久しぶりのMTT。初めて指揮を見たのが1993年だから、もう16年にもなる。さすがにMTTもかなり貫禄がついていて、頭もロマンスグレーでますますスマートでカッコいい。
さて、そんな貫禄の指揮者とともに演奏するのは若手のオーケストラ。いつも若さほとばしる痛快な演奏を聴かせてくれるので気持ちが良い。今日の1曲目はMTTの自作自演曲。独特のブラスの和音がバーンスタインを彷彿とさせるものだった。怪しいところがないこともなかったが、どうしてこれだけの演奏ができようか。即戦力になること間違いなしだ。
メインはマーラーの5番。3月に京響で聴いたときは、自分の集中力が足りなかったせいか、曲についていけなかったので、今日は神経を研ぎ澄ませて挑んだ。結果としては隅々まで楽しめましたが、良くも悪くも複雑な演奏でした。まず冒頭。トランペットは女性奏者で、今日一番の功労者だったでしょう。かなり緊張しているようでしたが、いい音色出してました。
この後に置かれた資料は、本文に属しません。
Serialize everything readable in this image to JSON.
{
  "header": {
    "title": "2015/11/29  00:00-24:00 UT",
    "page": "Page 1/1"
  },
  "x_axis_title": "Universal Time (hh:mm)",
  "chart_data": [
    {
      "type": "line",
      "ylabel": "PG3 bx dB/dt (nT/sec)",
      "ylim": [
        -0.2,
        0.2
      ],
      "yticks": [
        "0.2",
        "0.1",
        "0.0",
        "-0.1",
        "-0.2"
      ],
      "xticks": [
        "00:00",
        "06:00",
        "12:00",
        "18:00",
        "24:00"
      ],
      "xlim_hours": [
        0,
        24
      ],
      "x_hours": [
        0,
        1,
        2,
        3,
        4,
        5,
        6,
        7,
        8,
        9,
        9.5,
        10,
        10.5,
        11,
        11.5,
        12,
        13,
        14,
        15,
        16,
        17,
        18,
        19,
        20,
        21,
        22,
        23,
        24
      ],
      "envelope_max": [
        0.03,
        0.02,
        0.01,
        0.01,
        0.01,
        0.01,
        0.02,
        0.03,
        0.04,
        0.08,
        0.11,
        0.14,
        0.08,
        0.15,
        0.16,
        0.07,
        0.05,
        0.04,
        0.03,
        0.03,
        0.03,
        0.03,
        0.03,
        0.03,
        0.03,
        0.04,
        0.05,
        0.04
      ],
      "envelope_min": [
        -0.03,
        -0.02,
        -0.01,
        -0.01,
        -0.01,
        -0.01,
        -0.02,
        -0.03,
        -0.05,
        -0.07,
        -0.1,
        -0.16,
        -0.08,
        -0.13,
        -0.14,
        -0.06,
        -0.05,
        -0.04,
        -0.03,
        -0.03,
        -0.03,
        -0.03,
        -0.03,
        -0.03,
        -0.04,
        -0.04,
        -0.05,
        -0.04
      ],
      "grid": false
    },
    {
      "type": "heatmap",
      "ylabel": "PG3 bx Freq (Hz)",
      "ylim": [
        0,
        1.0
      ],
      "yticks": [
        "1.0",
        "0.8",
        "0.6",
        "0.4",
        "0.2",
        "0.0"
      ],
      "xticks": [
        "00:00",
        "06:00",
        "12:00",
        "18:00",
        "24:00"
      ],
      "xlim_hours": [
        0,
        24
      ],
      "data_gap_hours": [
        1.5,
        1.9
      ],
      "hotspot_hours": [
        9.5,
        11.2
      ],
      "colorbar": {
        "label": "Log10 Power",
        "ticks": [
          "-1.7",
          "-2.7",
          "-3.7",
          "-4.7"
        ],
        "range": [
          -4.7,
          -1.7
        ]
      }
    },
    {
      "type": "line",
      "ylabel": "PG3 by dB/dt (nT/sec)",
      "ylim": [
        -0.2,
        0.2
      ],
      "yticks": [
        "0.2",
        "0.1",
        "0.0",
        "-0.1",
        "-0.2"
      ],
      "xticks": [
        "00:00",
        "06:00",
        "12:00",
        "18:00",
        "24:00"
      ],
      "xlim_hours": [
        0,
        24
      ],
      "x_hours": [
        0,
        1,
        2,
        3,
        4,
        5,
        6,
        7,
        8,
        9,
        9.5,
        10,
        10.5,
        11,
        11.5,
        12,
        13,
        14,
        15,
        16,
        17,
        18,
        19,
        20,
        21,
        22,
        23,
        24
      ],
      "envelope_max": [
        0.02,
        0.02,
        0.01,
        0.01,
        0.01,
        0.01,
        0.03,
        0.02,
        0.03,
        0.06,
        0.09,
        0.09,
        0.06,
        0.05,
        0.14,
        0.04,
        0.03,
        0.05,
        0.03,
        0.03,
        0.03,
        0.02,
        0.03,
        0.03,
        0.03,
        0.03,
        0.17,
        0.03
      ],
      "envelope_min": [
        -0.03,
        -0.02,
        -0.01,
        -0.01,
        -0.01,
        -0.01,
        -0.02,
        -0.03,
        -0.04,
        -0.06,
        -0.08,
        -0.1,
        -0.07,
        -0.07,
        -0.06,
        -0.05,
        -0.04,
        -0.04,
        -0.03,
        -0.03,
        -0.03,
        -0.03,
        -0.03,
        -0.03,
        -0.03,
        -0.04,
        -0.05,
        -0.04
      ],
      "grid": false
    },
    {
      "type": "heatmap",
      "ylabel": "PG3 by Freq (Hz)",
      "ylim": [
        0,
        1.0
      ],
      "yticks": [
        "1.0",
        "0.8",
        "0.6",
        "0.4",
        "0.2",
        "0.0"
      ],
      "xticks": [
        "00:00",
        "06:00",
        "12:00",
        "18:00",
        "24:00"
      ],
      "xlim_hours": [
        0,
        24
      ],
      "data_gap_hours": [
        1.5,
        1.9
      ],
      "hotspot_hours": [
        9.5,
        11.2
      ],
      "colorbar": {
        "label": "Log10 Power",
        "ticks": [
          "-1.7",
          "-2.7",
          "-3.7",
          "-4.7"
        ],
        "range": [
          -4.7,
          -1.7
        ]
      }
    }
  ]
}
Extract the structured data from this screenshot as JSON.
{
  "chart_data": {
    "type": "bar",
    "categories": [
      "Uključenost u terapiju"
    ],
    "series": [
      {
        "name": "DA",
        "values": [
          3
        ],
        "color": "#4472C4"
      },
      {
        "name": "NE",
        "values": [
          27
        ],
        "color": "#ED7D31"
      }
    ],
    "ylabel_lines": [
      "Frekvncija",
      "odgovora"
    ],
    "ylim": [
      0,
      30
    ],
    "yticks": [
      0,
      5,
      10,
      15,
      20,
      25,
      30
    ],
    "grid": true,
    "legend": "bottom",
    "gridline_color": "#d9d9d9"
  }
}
その後に続く弦楽器のアンサンブルには正直ドキッとしました。たっぷりと哀愁に満ちて歌うフレーズなので聞き入っちゃいました。管楽器と弦楽器の対称的な扱いに意味持たせてあるんだろうなぁ。そう思いつつ、第2楽章は間髪入れずに突入。MTTは時折ニヤリとするようなアクセントを入れる他は、どちらかといえば遅めのテンポでオーソドックスに展開した。
第3楽章からはオケの乱れが徐々に顕著になる。中間部の木管アンサンブルはヤバかったですね。軌道修正も効かずズレたままでした(汗)。第4楽章は第1楽章冒頭の弦のようによく歌ってましたので、このまま深みが出たら最強の演奏になろうかと思います。最終楽章はミスも連発でしたが、若さゆえの痛快なフィナーレだったと思う。今年のPMFは弦楽器以外、完成度がまだまだに思った。MTTの指揮は、きちんと意図が伝わる一流オケじゃないと真の楽しみ方ができないような、繊細な解釈に感じた。“MTTらしさ”も聴かれませんでしたしね。終演後もサイン会はなく足早に車に乗り込んでいた。窓から手を振ったら、合掌して「ゴメン」っジェスチャーをしてました。かなりお疲れの表情でした。。。